We finally managed to photograph a book we designed earlier this year (others still await their turn because we suck at time management). The book, designed for the Museum of Gdańsk, describes in detail ship models that one can see in one of the Museum’s departments, the Artus Court: their built, history and more. The models are really something, by the way: big, colorful and quite impressive. Modern and historical photographs show all aspects of the ships, including their interesting exposition in the historical interior of the building.
The book is meant as the beginning of a new series so we needed to come up with design solutions that could be repeated in other books with very different themes. We chose to add a spot color, this time a vivid dark blue that appears on the cover and inside of the book, on some photographs and in the text. The cover also uses silver hotstamping for the title to make it shine more on the blue background.
The inside of the cover has a surprise for anyone who cares to open the flap.
A spread including a historical photo in blue.
And here’s the other flap. Our son loves uncovering the fish hiding underneath.
While this is a fairly simple book design, it gave us a lot of joy to work on – as books usually do.
This week marks the 20th anniversary of Sex and the City, one of the cult TV shows of the late 90s / early 2000s, which changed the way people talked about sex and female friendship on TV. As you might have noticed, we like celebrating shows that were important to us with posters and so we have designed a poster for the occasion. Since one of the more characteristic things about the show (and one which has aged a little better than others) was always fashion, particularly Carrie Bradshaw’s crazy outfits, we have focused the poster on Carrie’s classic (and less classic) looks, 69 of them.
We did a whole lot of research (both re-watching the show and looking at many, many lists of “best outfits on SATC”) and sketched more than 90 looks that seemed important, then trimming the list down a little (it was still a lot of dresses to draw). We generally focused on those clothes which were somehow connected with the storylines and so, to my chagrin, did not include almost any of my personal favorites: the lunch outfits, but instead recreated various combinations she wore when breaking up and reconnecting with her significant boyfriends and experiencing .
If you like the poster, you may buy it from bza.co.
And if you like the behind-the-scenes images, here’s what the research notes look like (we’re not those designers who make beautiful, print-ready sketches).
As the summer season is slowly approaching, we’re sharing today a very summery book we designed last year for the Museum of Gdańsk. It is a catalog for an exhibition showing postcards and photographs of beaches in Gdańsk before 1939: some of them still exist while others no longer serve as recreational beaches. The catalog included most of the photos shown on the exhibition but we could present them in any way we wanted.
The visual material was very rich and quite exciting once you really delved into it (all the old swimwear!) but in its mass seemed a bit monotonous so we decided to make it more modern. We created a sunny, cheerful color palette to color the photographs and added illustrative, geometric elements: stripes, waves, birds etc.
On the cover we used varnished stripes on an old photo that the Museum wanted to use. The stripes – inspired by old swimsuits – are the main visual motif organizing the entire layout, including its geometry.
Beginning of a chapter.
Page numbering close-up.
Sometimes we chose fragments of photographs to use.
While the sheer amount of photographs to edit made it an intense publication to work on, we’re very happy with the final results.
One of our recent(ish) works for the Museum of Gdańsk was the design of a catalog and other materials for an exhibition of silver objects borrowed from the Wawel collection. The exhibition showed a selection of objects d’art displaying the mastery of old masters from Gdańsk. The catalog presents all the objects, prefaced by critical texts by the exhibition’s curators.
We chose to use silver spot color for the catalog (because how could we not). We opted for slightly old-fashioned typography offset by a simple sans serif. In fact, only the titular typeface with its fantastic decorative elements is one of few elements of the design that are not understated. We also designed an ornament inspired by an ornament on one of the exhibits and later geometricized.
For the cover we used a detail of one of the exhibits printed with spot silver, with silver hotstamping of the title directly on it.
The silver ornament is used in different parts of the catalog.
A silver spoon.

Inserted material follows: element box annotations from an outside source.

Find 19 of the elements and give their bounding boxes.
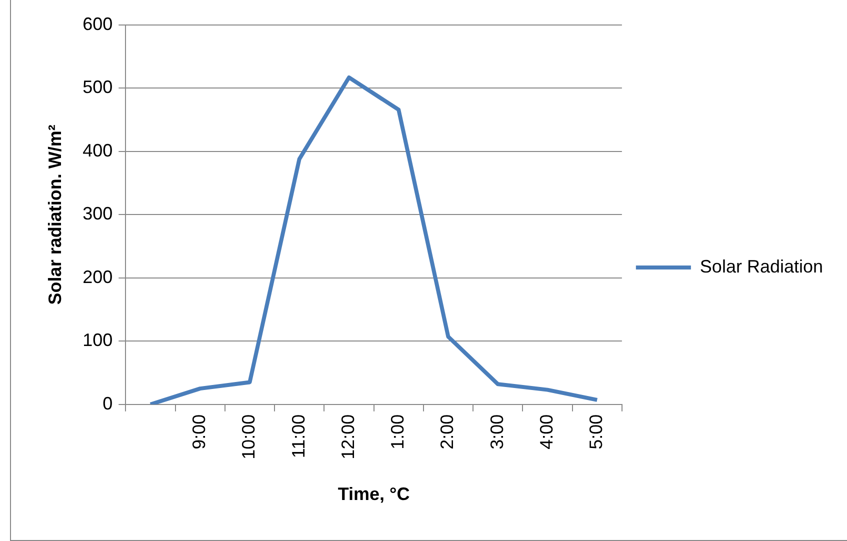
x-tick-label: 5:00 (586, 414, 606, 450)
x-tick-label: 3:00 (486, 414, 507, 450)
x-tick-label: 9:00 (189, 414, 210, 450)
x-tick-label: 4:00 (536, 414, 556, 450)
x-tick-label: 1:00 (388, 414, 408, 450)
y-tick-label: 100 (82, 330, 113, 350)
x-tick-label: 10:00 (238, 414, 259, 460)
y-tick-label: 500 (82, 77, 113, 98)
y-tick-label: 200 (82, 266, 113, 287)
y-tick-label: 0 (102, 393, 113, 414)
x-tick-label: 2:00 (437, 414, 458, 450)
x-tick-label: 11:00 (288, 414, 308, 458)
legend-label: Solar Radiation (700, 256, 824, 276)
y-tick-label: 600 (82, 14, 113, 34)
y-axis-title: Solar radiation. W/m² (44, 124, 65, 305)
x-axis-title: Time, °C (338, 484, 410, 504)
x-tick-label: 12:00 (338, 414, 358, 460)
y-tick-label: 300 (82, 204, 113, 224)
y-tick-label: 400 (82, 140, 113, 160)
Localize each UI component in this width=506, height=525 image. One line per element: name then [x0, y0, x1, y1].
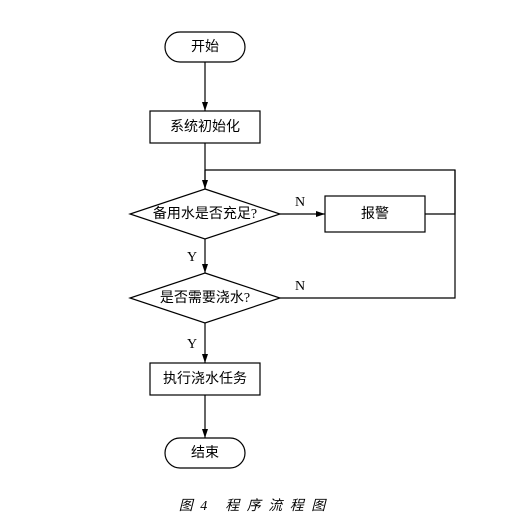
edge-label: Y	[187, 337, 197, 352]
node-label: 系统初始化	[170, 118, 240, 135]
flow-node: 开始	[165, 32, 245, 62]
node-label: 执行浇水任务	[163, 371, 247, 387]
edge-label: N	[295, 279, 305, 294]
flow-node: 系统初始化	[150, 111, 260, 143]
node-label: 开始	[191, 39, 219, 55]
node-label: 是否需要浇水?	[160, 290, 250, 306]
node-label: 备用水是否充足?	[153, 205, 257, 222]
flow-node: 备用水是否充足?	[130, 189, 280, 239]
flow-node: 执行浇水任务	[150, 363, 260, 395]
figure-caption: 图 4 程 序 流 程 图	[179, 498, 328, 514]
node-label: 报警	[361, 206, 389, 222]
flow-node: 报警	[325, 196, 425, 232]
flow-node: 是否需要浇水?	[130, 273, 280, 323]
edge-label: N	[295, 195, 305, 210]
flow-node: 结束	[165, 438, 245, 468]
node-label: 结束	[191, 445, 219, 461]
edge-label: Y	[187, 250, 197, 265]
flowchart: Y N Y N 开始系统初始化备用水是否充足? 报警是否需要浇水? 执行浇水任务结束图 4 …	[0, 0, 506, 525]
flow-edge	[280, 170, 455, 298]
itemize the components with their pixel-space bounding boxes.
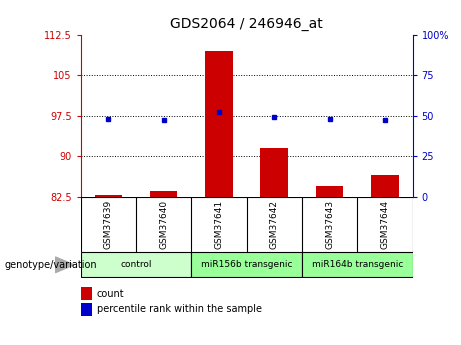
Text: percentile rank within the sample: percentile rank within the sample bbox=[97, 304, 262, 314]
Bar bbox=[302, 253, 413, 277]
Text: GSM37642: GSM37642 bbox=[270, 200, 279, 249]
Bar bbox=[205, 51, 233, 197]
Text: GSM37641: GSM37641 bbox=[214, 200, 224, 249]
Text: count: count bbox=[97, 289, 124, 298]
Text: GSM37639: GSM37639 bbox=[104, 200, 113, 249]
Bar bbox=[191, 253, 302, 277]
Text: miR164b transgenic: miR164b transgenic bbox=[312, 260, 403, 269]
Bar bbox=[260, 148, 288, 197]
Bar bbox=[81, 253, 191, 277]
Text: GSM37644: GSM37644 bbox=[380, 200, 390, 249]
Text: genotype/variation: genotype/variation bbox=[5, 260, 97, 270]
Polygon shape bbox=[55, 257, 74, 273]
Bar bbox=[316, 186, 343, 197]
Text: GSM37643: GSM37643 bbox=[325, 200, 334, 249]
Text: control: control bbox=[120, 260, 152, 269]
Text: miR156b transgenic: miR156b transgenic bbox=[201, 260, 292, 269]
Text: GSM37640: GSM37640 bbox=[159, 200, 168, 249]
Bar bbox=[371, 175, 399, 197]
Bar bbox=[150, 191, 177, 197]
Title: GDS2064 / 246946_at: GDS2064 / 246946_at bbox=[170, 17, 323, 31]
Bar bbox=[95, 195, 122, 197]
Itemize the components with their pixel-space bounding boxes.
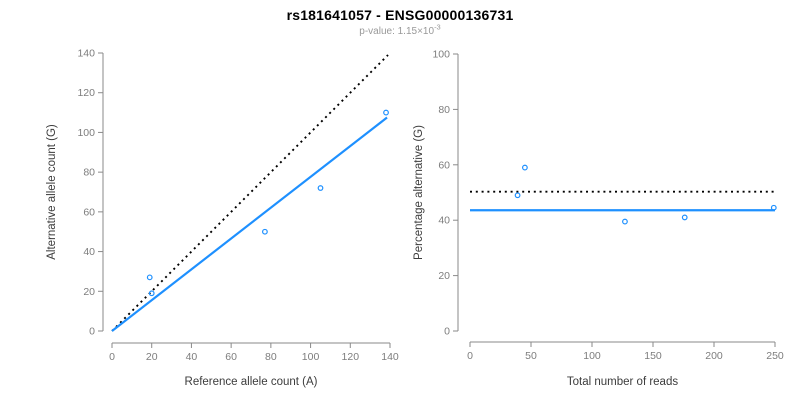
y-tick-label: 20 (83, 286, 95, 298)
x-tick-label: 250 (766, 350, 784, 362)
subtitle-mantissa: 1.15×10 (397, 26, 435, 37)
data-point (262, 228, 268, 235)
y-tick-label: 60 (438, 159, 450, 171)
x-tick-label: 40 (186, 351, 198, 363)
x-tick-label: 20 (146, 351, 158, 363)
y-tick-label: 100 (432, 49, 450, 61)
data-point (522, 164, 528, 171)
data-point (622, 218, 628, 225)
figure-subtitle: p-value: 1.15×10-3 (0, 22, 800, 37)
y-tick-label: 100 (77, 127, 95, 139)
y-axis-title: Percentage alternative (G) (413, 125, 425, 260)
x-tick-label: 200 (705, 350, 723, 362)
x-axis-title: Reference allele count (A) (185, 376, 318, 388)
regression-line (111, 116, 388, 332)
percentage-vs-reads-scatter: 0 20 40 60 80 100 0 50 100 150 200 250 Total number … (413, 49, 784, 389)
y-tick-label: 0 (444, 326, 450, 338)
data-point (383, 109, 389, 116)
x-tick-label: 50 (525, 350, 537, 362)
x-tick-label: 100 (302, 351, 320, 363)
allele-counts-scatter: 0 20 40 60 80 100 120 140 0 20 40 60 80 100 120 140 Refe… (46, 48, 399, 389)
y-tick-label: 140 (77, 48, 95, 60)
y-tick-label: 80 (83, 167, 95, 179)
data-point (770, 204, 777, 211)
x-tick-label: 60 (225, 351, 237, 363)
data-point (514, 192, 521, 199)
subtitle-prefix: p-value: (359, 26, 398, 37)
data-point (148, 290, 155, 297)
y-tick-label: 20 (438, 270, 450, 282)
x-tick-label: 140 (381, 351, 399, 363)
x-tick-label: 0 (467, 350, 473, 362)
data-point (317, 185, 324, 191)
y-tick-label: 60 (83, 206, 95, 218)
data-point (146, 274, 153, 281)
y-tick-label: 120 (77, 87, 95, 99)
x-tick-label: 0 (109, 351, 115, 363)
x-tick-label: 120 (342, 351, 360, 363)
y-axis-title: Alternative allele count (G) (46, 124, 58, 260)
x-tick-label: 100 (583, 350, 601, 362)
x-tick-label: 80 (265, 351, 277, 363)
y-tick-label: 40 (83, 246, 95, 258)
identity-line (111, 54, 389, 332)
y-tick-label: 0 (89, 326, 95, 338)
subtitle-exponent: -3 (434, 22, 441, 32)
page-title: rs181641057 - ENSG00000136731 (286, 7, 514, 23)
y-tick-label: 40 (438, 215, 450, 227)
x-tick-label: 150 (644, 350, 662, 362)
y-tick-label: 80 (438, 104, 450, 116)
x-axis-title: Total number of reads (567, 376, 678, 388)
data-point (681, 214, 688, 221)
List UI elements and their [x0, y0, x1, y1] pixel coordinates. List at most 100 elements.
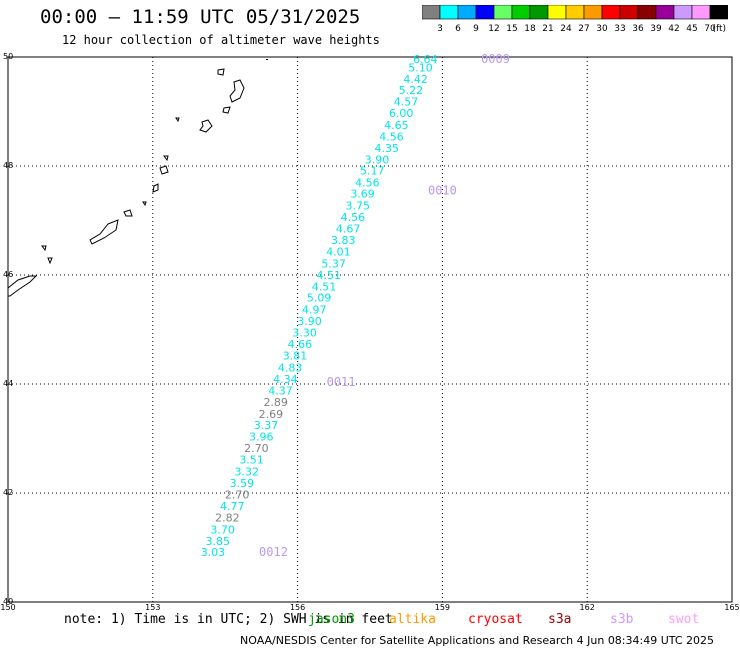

All the exhibits got separate spreads with a full-page photo and a lot of specialized information, in addition to the regular description.
A spread from one of the introductory essays.
Introduction by the Museum’s Director.
In addition to the catalog, we also designed other materials, including informative boards that told the story of some of the exhibits: their previous owners, how they were used etc. We kept the boards consistent with both the catalog and the suggestions of the designer of the exhibition.
This comes a few days after St. Valentine’s but hopefully you are still in a romantic mood. This year Experyment Science Center chose magnets as the theme of their yearly evening for adults and we designed the poster and other materials. As previously, participants had a chance to look at love from a scientific point of view.
We continued the designs with the style we have already developed for this event but this year we had a chance to add a man to the illustration. In fact, we had to work on him a little bit because the first version was bearded and we decided we didn’t like that. In the end he seems younger and a bit more, well, science-oriented.